Man’s Best Friend

Man’s Best Friend is a book that… stretches the boundaries a bit. It features an erotic love story about a boy and his dog, but it’s not bestiality. Not exactly.

The lead story is about a young man named Ukyo, who takes in a friendly stray dog he names Kuro (”Blackie”). But this is no ordinary dog; it’s a dog who has prayed to the moon to be with this nice human, and who turns into a human himself when he gets excited.

Yes, there are sex scenes, but in them Kuro is very much a human… with dog ears and a tail, that is. On the other hand, he’s still a (albeit very intelligent) dog, with a limited vocabulary, and the mentality of a canine. Such as Ukyo has to teach him that humans kiss by putting their lips together, not by licking. And dogs don’t place much importance on where they happen to get frisky.

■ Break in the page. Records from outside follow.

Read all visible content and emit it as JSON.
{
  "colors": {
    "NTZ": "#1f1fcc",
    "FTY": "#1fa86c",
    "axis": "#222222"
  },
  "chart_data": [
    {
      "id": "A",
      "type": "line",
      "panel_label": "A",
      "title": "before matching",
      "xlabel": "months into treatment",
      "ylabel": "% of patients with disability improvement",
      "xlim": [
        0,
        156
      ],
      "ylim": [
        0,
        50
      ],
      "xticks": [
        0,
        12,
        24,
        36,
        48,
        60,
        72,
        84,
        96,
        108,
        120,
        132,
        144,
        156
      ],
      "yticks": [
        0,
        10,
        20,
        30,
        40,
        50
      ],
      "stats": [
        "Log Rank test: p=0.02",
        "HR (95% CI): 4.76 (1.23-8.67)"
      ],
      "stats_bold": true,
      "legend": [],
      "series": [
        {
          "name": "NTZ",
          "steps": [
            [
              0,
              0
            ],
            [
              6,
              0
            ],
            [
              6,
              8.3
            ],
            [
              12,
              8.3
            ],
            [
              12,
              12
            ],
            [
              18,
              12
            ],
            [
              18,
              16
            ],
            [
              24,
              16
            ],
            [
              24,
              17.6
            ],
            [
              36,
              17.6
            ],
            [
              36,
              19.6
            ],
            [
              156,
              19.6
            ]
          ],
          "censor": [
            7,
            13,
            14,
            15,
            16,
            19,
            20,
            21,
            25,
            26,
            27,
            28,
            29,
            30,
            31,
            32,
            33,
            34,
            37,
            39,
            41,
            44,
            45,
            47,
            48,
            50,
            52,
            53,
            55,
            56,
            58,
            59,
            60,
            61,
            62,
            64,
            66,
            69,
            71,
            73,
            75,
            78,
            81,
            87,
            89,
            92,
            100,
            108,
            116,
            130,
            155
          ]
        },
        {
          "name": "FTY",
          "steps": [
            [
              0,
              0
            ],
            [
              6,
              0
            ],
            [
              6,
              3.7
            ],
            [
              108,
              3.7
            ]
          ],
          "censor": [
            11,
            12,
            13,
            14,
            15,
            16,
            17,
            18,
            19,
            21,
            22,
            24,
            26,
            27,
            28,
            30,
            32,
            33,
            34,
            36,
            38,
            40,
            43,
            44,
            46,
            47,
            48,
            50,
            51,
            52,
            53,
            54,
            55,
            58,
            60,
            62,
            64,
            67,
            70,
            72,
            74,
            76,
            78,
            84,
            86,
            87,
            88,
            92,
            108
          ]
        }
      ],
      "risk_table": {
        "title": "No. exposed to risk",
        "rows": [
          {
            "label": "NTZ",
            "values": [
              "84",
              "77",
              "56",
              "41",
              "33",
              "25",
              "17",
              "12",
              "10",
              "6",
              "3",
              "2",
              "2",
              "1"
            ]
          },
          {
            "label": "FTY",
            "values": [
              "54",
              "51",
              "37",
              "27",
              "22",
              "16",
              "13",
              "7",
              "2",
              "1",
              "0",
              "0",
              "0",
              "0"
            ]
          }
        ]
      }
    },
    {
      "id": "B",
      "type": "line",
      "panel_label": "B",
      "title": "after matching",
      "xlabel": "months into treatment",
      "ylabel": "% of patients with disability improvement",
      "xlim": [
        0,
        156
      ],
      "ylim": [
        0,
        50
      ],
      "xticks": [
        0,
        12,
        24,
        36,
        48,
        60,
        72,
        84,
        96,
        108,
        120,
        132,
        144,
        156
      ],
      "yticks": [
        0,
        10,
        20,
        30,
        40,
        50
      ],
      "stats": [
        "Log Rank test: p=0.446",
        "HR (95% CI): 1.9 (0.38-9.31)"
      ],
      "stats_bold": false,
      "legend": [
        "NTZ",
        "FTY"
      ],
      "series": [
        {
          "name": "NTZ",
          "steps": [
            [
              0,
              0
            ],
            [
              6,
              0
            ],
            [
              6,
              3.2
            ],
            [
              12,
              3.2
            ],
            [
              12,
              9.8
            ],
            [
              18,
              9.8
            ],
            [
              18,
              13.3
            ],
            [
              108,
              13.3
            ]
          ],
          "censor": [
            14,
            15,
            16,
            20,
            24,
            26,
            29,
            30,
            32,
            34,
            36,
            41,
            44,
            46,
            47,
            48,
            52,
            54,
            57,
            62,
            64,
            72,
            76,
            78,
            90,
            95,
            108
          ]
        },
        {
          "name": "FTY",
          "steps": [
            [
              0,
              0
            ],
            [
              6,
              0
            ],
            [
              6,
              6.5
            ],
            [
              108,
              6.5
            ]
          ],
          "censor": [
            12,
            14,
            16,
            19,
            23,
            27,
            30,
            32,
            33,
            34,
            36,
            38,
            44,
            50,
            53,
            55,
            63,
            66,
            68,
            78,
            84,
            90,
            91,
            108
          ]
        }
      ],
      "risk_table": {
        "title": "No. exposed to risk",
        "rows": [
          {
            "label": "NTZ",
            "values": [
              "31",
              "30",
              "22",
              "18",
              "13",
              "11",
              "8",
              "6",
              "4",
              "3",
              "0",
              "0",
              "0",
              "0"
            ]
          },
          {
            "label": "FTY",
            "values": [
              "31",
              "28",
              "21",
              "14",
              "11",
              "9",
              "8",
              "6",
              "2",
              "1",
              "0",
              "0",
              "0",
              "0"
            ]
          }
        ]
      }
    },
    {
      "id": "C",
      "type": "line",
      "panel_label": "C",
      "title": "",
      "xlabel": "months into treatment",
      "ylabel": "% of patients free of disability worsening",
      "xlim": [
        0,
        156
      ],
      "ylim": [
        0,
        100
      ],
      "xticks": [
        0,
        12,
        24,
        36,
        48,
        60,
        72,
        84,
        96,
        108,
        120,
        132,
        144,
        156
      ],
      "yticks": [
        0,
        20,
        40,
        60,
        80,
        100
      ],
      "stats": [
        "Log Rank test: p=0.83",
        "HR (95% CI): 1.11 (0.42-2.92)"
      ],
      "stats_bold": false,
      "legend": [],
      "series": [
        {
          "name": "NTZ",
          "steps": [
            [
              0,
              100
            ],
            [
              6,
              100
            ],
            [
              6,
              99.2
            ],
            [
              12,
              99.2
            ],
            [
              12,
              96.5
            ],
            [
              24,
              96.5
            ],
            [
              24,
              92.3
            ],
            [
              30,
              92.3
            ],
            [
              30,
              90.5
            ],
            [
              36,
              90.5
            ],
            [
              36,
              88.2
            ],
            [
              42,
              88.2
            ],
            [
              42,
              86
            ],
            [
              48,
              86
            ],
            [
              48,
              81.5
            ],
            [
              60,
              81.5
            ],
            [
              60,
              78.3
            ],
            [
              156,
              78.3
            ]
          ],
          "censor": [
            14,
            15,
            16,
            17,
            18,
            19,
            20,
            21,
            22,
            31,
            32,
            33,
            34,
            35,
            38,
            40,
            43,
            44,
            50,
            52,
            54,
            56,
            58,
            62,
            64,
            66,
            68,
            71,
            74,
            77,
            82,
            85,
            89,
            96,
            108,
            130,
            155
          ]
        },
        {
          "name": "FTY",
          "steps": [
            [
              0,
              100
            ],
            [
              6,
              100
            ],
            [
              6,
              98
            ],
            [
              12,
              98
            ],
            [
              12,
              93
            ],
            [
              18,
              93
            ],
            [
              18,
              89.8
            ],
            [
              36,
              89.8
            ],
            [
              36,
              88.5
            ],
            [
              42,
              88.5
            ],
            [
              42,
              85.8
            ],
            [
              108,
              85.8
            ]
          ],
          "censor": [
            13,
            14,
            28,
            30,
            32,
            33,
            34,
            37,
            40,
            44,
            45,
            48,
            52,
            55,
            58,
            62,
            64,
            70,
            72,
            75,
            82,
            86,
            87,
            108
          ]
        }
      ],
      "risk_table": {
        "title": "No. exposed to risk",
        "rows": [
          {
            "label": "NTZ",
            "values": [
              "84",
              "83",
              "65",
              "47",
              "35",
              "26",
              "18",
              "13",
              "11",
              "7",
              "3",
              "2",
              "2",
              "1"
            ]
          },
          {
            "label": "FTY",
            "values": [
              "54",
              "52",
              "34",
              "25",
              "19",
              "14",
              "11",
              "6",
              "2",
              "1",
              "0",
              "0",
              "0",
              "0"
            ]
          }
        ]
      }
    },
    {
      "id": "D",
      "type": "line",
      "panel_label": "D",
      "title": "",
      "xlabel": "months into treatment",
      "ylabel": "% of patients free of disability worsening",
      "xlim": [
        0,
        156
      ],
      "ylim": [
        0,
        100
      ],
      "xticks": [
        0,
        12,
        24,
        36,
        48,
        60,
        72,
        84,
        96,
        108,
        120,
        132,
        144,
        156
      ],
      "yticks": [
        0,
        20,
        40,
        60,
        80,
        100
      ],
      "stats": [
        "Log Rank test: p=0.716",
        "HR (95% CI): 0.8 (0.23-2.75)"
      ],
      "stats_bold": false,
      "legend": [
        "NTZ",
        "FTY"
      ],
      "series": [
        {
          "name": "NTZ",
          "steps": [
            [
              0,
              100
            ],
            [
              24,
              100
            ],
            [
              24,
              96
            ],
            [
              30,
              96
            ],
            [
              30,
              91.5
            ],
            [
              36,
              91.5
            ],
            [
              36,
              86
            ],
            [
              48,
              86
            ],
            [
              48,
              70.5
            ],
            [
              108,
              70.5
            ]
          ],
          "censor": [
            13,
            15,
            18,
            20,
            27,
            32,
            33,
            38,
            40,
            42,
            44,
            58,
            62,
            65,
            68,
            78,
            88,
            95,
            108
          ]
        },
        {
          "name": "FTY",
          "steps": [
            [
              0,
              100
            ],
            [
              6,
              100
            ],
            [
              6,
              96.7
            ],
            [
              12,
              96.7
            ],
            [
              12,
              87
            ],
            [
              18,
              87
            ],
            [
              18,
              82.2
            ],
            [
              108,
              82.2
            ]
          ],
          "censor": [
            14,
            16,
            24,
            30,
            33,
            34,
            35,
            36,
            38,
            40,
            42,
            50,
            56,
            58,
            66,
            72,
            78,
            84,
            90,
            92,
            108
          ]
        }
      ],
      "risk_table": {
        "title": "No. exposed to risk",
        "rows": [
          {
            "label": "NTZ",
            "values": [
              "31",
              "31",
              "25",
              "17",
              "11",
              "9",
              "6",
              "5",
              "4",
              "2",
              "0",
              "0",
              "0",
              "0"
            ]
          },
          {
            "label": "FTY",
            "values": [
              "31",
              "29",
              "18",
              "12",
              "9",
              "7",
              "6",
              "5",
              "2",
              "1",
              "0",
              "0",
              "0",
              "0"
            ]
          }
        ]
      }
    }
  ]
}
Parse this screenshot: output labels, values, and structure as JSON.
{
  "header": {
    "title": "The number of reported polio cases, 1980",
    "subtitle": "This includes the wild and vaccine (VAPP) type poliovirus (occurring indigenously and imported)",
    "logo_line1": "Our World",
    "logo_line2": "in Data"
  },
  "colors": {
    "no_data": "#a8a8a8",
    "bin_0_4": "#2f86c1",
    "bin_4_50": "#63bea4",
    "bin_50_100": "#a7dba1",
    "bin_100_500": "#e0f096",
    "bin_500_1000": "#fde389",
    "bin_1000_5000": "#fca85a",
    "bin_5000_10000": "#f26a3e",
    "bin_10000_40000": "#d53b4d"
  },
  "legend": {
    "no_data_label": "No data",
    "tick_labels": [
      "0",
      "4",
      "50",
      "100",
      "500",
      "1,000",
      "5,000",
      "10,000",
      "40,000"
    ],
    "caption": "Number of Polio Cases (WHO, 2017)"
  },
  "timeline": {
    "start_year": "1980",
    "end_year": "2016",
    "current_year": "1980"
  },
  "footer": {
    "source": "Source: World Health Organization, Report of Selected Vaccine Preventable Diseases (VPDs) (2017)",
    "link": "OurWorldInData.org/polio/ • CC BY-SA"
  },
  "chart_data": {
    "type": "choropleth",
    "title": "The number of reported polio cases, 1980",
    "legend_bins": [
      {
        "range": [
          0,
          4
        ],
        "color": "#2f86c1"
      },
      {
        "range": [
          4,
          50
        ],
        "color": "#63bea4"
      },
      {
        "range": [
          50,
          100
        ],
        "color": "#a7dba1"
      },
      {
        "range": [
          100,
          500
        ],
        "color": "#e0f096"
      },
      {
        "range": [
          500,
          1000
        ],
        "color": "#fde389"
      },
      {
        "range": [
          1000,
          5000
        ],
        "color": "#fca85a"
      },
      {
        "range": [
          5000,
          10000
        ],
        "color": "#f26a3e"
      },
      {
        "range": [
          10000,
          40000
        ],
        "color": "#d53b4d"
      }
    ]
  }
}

Undoubtedly this is going to be too creepy for some people, and I can only imagine what the guardians of morality would make of it. But it’s really just a bit of fantasy role-playing. Kuro is certainly no victim of animal sexual abuse; he’s the aggressor in their sex play. And there’s nothing particularly perverse about a little growling in the sheets.

Man’s Best Friend is published by TokyoPop’s BLU imprint, and it’s very much both manga and yaoi. It’s read from right to left, and the illustration style bounces without a second thought between realistic and megacartoony as the mood of each panel calls for. Likewise, the sex scenes have that peculiarly Japanese combination of shamelessly prurient sexuality and half-veiled modesty that was once required by Japanese “decency” laws. It’s labeled “mature” and “explicit content” and was shrink-wrapped on the shelf at Border’s which is certainly appropriate; this is not a book for Naruto fans… though much of the angst-filled teen Death Note audience would probably benefit from reading it: it might even get their tails to wag a little.

The opposite of shelf-filling mega-series manga like Naruto or Ranma 1/2, the boy-and-his-dog feature only fills half of this book, the remainder of which consists of two more features by Kazusa Takashima.

The first is about Kentaro, a 20-year-old man who is surprised when his beloved childhood playmate Kasumi and first boyish crush, whom he hasn’t seen since they were 10 years old, turns out to be: a guy. Yeah, that’s right: he thought his best friend was a girl.

OK, Kasumi is a girl’s name, but other characters refer to the him using male terms like “man” and “he” and I’m reasonably certain that Japanese has enough gender-specific pronouns and terminology that any 10-year-old would have picked up on his best friend’s gender. Granted, this gender confusion is more “realistic” than a dog that turns human, but because the story doesn’t have that element of the fantastic, it seems less… realistic. Anyway, it’s the premise for a tango of conflicted emotions about Kentaro’s long-buried fondness for Kasumi, and the growing realisation that he never wants them to be separated again. And yeah, in between the bouts of longing and jealousy, they fuck. It’s the most typical example of the boys-love genre in the book, but not totally cliché

The final story is a single episode which manages to combine the genderfuck of the Kentaro/Kasumi episodes and the species switcheroo of the Ukyo/Karo episodes… then takes it one step even further. The English title is “Princess Goldfish”. I kid you not.

The book is padded out with a dozen or so pages of creator interviews, character sketches, character interviews, and the like.

Man’s Best Friend won’t set the world afire, and I hope it doesn’t kindle any book bonfires, but it might make the more “vanilla” reader a little hot under the collar. In my case it just put a warm smile on my face, and made me a little… hot.